No stranger to innovation and experiment, the avant-garde designer Gareth Pugh has partnered with Turner-Prize-nominated artist Goshka Macuga and London-based virtual reality firm Werkflow to give audiences a fresh new way of previewing the costume design.
The immersive experience focuses on the four central characters of the opera: King Creonte, the two warring brothers Eteocles and Polynices, and finally on the character of Antigona herself. The idea is to offer a new way of for audiences to enjoy the narrative of Antigona, and the atmospheric and absorbing visuals during the experience ensure that the power of the designs are translated onto the screen.
This recent collaboration in Staatstheater Kassel, Germany marks the beginning of art fair Documenta 14 on June 10, and also is the latest in a long line of Gareth Pugh collaborations with opera and costume design. Previously the designer has worked on the ballet Carbon Life which was staged at the Royal Opera House in 2012, and Eliogabalo at the Palais Garnier in Paris in 2016. His teaser trailer for AW17 was also highly theatrical, featuring renowned singer Rebekah Del Rio singing her famous rendition of ‘Llorando’. Indeed, those familiar with Pugh’s AW17 collection will notice the recurrence of the black bug eyes that engendered an uneasy and dystopian atmosphere at the show.
In a similar vein to Rei Kawakubo’s creations, Gareth Pugh’s dramatic designs certainly lend themselves to the theatre, spurning practicality and commercialism for a more inventive approach.

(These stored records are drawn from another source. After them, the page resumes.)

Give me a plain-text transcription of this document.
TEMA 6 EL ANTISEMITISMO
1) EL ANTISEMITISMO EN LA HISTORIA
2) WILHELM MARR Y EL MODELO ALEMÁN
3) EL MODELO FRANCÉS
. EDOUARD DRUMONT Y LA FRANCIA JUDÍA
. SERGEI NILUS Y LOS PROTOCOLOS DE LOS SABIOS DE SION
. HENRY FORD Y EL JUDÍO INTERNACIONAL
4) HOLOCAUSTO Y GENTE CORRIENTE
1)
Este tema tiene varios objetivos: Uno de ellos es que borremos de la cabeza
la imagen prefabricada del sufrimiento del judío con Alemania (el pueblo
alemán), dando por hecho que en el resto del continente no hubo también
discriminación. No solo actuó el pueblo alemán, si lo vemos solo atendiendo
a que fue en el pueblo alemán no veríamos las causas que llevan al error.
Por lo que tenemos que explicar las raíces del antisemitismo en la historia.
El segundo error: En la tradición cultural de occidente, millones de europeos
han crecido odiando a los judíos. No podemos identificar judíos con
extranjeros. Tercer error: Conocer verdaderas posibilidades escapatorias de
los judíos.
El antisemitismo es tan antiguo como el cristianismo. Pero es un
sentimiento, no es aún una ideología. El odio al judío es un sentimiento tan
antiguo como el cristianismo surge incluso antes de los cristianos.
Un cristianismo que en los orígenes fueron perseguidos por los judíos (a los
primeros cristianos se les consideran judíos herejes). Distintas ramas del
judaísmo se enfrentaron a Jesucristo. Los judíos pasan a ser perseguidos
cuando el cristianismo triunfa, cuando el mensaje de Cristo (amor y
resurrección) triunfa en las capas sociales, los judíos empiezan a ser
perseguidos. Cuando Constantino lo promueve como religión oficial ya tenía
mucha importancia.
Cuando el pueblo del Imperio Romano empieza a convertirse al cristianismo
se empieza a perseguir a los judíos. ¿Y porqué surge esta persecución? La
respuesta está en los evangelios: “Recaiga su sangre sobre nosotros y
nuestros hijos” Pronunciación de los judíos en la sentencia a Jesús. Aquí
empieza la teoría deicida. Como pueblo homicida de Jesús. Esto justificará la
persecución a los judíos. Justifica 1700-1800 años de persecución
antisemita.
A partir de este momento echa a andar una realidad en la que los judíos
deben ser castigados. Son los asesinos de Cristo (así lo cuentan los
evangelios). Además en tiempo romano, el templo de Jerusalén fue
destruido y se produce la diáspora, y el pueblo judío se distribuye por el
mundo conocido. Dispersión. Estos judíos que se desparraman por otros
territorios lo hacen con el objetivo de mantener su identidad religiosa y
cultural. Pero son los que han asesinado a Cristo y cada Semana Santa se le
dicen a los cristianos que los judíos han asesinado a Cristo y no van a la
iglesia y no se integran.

The designer commented: ‘When Goshka first explained the idea to me, it sounded mad – in a good way. It’s kind of a bold move: taking something as anachronistic as a baroque opera, and reframing it against a stark, futurist backdrop. It’s been an amazing experience to work with Goshka and Werkflow; to be ambitious with costume design – working towards a final look that’s hardcore and austere – but doing so with humour, and with an eye toward pop iconography.’